My paranoia knows no limits, so I need a purse. A big purse, with multiple pockets and zippers, just like my mom used to carry. She carried the biggest purse you could imagine, full of half-used tissues and tic-tacs.
Shit. Put a Diet Tab in one hand and a romance novel in the other, and I’d be the spitting image of my mother. Except for my beard. My mom never had a beard.
But I digress.
Let’s talk more about man-appropriate handbags. I think there’s a market out there waiting to be tapped. Here’s what I’m thinking for the perfect Man-Purse (Tagline: The bag so manly, it will make single dudes wish they had kids just so they could carry it.)
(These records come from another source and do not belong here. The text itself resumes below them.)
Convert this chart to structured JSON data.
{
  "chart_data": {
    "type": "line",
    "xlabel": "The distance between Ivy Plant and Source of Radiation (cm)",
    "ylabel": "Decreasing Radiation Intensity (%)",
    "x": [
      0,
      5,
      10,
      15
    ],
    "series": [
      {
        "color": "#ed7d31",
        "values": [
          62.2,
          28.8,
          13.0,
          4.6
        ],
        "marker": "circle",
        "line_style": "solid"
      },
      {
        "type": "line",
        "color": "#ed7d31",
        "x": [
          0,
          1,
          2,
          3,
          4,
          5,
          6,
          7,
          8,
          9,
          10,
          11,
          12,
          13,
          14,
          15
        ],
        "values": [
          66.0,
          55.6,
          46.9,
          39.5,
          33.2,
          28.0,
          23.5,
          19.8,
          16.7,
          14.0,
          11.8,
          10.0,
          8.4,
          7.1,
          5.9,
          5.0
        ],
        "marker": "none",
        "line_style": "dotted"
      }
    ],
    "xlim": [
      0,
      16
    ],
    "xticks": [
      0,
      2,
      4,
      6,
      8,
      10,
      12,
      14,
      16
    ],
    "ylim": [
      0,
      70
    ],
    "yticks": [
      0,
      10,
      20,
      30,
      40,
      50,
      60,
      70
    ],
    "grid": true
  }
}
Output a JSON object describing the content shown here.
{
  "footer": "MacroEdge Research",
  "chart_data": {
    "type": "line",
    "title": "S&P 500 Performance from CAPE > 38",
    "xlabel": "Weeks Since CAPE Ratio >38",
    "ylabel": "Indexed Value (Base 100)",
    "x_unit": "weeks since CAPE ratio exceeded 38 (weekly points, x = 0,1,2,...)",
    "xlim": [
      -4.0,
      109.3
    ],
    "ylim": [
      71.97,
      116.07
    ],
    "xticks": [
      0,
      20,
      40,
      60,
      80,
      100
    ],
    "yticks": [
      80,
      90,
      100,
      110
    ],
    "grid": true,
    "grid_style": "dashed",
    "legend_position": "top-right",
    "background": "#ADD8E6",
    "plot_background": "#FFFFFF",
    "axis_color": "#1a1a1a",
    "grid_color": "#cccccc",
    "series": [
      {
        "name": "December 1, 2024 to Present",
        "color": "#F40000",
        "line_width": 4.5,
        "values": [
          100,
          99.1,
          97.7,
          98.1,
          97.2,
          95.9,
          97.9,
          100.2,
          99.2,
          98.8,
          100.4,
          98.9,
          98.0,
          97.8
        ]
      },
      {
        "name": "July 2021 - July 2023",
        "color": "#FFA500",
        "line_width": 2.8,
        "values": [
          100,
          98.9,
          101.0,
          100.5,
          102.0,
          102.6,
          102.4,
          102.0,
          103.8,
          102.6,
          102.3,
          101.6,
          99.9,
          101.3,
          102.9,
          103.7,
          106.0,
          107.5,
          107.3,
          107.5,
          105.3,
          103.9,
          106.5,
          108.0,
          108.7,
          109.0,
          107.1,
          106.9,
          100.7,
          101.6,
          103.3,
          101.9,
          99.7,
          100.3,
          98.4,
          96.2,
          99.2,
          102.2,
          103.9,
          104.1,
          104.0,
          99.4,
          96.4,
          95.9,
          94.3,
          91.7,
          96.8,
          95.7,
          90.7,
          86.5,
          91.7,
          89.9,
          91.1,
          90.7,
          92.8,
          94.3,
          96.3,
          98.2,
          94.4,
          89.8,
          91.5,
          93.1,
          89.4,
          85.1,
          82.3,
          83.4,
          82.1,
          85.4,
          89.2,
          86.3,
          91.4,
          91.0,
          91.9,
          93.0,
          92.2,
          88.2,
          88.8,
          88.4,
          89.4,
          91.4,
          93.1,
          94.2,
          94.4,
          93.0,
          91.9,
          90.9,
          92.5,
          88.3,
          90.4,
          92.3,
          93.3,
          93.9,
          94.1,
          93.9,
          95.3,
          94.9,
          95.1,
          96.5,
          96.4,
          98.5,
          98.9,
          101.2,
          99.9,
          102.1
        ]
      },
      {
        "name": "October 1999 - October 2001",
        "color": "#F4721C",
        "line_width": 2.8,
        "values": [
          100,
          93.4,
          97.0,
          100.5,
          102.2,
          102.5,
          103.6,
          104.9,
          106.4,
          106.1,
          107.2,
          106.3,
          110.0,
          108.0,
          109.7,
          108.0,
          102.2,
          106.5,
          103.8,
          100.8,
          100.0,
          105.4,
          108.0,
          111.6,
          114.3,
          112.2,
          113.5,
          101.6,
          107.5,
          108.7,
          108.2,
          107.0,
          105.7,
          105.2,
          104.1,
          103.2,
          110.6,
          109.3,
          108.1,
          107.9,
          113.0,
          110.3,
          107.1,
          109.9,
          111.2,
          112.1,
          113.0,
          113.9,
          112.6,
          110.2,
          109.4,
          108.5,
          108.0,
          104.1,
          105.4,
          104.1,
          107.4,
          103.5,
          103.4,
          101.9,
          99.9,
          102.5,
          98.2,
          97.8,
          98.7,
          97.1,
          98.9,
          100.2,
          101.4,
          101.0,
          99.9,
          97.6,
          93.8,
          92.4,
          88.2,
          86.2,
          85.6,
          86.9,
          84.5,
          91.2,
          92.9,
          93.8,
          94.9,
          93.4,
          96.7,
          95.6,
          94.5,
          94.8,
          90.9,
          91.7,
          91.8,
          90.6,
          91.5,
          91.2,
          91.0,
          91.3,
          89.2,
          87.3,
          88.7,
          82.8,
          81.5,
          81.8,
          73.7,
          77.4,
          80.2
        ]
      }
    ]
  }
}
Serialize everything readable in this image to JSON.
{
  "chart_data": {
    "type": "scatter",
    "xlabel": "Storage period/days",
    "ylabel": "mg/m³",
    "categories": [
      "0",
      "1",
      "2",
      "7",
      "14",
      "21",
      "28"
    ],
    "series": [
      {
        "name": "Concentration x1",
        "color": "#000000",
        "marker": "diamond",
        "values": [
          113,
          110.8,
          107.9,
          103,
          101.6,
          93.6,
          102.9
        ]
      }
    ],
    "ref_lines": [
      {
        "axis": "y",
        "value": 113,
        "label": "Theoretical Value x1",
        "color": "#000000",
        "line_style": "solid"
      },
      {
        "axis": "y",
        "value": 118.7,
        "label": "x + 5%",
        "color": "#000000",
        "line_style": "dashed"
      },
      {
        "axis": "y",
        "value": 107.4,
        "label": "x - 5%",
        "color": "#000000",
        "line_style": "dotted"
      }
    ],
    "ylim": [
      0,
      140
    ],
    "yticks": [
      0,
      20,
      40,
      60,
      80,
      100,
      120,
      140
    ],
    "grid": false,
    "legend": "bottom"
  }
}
Color: Hunter-vest orange.
Key Features: 1) An insulated cooler pocket, big enough to hold a 16-ounce canned beer of your choice (PBR or Budweiser, it’s up to you). 2) A 16-inch flat screen panel with built in satellite and miniature X-Box (why hasn’t someone built a backpack with a TV and game system in it already?) 3) An insulated warmer pocket, for warm BLT’s (because cold sandwiches are for animals). 4) Built in football (because at any moment, your son is going to look up at you and say, “dad, can you show me how to throw a spiral?” and you need to be prepared. Even if you’re in a library). 5) Stain resistant, particularly when it comes to feces, blood, and apple juice (the Holy Trinity of Pre-school stains). 6) Is there anyway you could get a little shopvac in there too? To suck up all the goldfish my kids leave in teh mini-van? Because that would be sweet.
That’s where I’m at right now with the Man Purse. Feel free to add your own key features to the ideal man bag. Perhaps together, we could build a prototype and get this thing into stores before Christmas.